Airports Council International (ACI) World has today launched The Autonomous Systems at Airports, Assessing Potential Security Threats and Risks Report, jointly developed with Arup. The report examines concerns related to the rise of autonomous vehicle technology.
Specifically, the intent of the report is to explore the emerging security vulnerabilities and potential security risks associated with the deployment of autonomous vehicles, systems and drones by airports.
It considers how airports, designers and other members of the aviation community can introduce these technologies in a more informed manner with regard to potential security impacts.
“While the report presents possible threats and risks, it does not, at this stage, propose in detail how these might be mitigated,” said ACI World Director General Angela Gittens. “Security measures to manage the risk from autonomous vehicles should be discussed in cooperation between an airport and its local government and regulatory partners when considering their deployment. Discussion should also happen at an international level, where sharing of lessons learned, and best practices will be useful.”

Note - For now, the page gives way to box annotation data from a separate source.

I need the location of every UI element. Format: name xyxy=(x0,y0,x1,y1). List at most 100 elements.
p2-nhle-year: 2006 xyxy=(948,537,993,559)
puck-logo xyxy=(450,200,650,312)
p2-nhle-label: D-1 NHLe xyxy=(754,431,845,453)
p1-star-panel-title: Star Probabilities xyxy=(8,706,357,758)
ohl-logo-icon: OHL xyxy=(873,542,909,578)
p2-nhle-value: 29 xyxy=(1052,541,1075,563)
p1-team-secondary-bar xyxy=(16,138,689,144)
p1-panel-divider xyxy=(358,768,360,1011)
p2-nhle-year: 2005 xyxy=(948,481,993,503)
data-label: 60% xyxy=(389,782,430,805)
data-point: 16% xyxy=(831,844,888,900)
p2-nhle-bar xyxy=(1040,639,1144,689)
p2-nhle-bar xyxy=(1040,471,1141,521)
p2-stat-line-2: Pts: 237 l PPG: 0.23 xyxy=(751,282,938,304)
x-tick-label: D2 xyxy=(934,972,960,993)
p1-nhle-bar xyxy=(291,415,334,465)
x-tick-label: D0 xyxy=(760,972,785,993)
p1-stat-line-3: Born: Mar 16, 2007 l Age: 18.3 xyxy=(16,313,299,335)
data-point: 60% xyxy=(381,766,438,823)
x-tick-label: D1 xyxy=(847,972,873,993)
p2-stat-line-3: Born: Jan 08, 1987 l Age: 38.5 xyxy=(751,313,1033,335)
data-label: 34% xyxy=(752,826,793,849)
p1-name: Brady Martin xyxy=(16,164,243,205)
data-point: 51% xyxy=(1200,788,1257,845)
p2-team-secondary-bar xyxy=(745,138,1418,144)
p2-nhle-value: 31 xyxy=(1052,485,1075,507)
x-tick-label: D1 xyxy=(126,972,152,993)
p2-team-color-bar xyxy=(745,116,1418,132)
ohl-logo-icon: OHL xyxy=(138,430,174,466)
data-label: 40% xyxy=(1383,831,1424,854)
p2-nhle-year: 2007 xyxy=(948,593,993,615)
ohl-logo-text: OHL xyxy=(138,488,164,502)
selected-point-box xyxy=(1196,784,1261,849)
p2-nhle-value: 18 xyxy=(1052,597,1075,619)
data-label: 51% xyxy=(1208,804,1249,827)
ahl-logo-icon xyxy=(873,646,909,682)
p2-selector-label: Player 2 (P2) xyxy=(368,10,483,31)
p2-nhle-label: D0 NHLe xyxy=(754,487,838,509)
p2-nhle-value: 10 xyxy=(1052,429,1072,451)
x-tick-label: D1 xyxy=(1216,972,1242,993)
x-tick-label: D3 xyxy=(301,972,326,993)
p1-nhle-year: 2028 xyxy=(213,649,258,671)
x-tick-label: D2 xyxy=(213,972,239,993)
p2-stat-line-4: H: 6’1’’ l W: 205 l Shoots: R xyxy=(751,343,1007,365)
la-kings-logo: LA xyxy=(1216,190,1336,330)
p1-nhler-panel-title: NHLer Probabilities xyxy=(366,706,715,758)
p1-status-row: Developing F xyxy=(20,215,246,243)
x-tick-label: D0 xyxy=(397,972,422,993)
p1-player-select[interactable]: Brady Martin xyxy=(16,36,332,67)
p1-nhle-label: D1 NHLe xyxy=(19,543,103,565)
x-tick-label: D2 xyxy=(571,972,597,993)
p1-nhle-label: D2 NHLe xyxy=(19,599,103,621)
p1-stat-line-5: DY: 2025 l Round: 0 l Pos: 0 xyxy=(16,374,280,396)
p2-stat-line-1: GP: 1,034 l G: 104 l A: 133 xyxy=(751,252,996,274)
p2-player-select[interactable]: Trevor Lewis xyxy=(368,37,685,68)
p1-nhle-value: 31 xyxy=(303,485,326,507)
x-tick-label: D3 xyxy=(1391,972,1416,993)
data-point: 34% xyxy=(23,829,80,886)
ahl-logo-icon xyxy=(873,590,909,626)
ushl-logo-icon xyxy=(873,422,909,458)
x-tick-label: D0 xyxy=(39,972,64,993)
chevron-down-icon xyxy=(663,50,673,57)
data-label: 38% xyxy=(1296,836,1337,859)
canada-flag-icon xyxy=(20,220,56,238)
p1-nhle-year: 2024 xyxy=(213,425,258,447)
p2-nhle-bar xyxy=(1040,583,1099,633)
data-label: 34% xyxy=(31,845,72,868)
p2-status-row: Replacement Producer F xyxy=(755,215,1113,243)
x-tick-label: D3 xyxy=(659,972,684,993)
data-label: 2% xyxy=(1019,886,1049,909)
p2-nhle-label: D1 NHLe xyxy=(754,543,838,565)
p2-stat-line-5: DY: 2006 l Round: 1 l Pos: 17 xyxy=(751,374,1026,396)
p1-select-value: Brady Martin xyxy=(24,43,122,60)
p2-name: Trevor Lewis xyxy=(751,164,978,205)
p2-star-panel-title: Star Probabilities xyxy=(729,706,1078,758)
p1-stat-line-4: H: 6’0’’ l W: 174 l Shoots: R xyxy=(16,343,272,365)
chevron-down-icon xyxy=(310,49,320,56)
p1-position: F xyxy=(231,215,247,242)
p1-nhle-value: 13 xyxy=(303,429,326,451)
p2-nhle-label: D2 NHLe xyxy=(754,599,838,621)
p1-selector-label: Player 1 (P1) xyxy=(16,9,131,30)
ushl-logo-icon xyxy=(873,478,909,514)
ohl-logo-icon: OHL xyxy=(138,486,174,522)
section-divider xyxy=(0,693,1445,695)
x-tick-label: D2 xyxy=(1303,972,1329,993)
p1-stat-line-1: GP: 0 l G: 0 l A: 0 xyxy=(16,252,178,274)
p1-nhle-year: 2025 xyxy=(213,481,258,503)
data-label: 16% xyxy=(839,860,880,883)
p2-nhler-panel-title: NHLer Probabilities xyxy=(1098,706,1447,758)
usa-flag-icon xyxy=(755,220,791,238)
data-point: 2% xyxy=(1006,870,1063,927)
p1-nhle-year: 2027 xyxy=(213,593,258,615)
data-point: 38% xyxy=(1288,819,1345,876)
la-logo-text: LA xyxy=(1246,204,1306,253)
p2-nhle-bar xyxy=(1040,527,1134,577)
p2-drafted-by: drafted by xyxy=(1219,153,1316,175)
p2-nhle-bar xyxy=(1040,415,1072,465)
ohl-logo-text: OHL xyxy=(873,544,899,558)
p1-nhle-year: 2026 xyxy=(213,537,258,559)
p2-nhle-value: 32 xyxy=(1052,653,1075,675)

The Arup Threat Vulnerability and Risk Assessment (TVRA) approach is used to identify scenarios for an airport, depending on their intended and actual deployment of such driverless vehicles on the ground and/or in the air.
“It is not always obvious that a security risk is introduced with new technology and ways of working so we are hoping this paper raises awareness and airports use it as a baseline on which to undertake their own risk assessment.” Stacey Peel Arup’s Global Aviation Security Leader said. “This preventive security approach will in turn allow innovation to thrive unhindered by onerous security measures that often follow incidents.”
The launch of the report follows the release of the launched at the ACI Airport Exchange event in Abu Dhabi. By using these two research reports together, airports can learn how they can evaluate the feasibility of autonomous vehicles for their business needs, design and implement a detailed and comprehensive pilot programme, and consider security risks that might be introduced.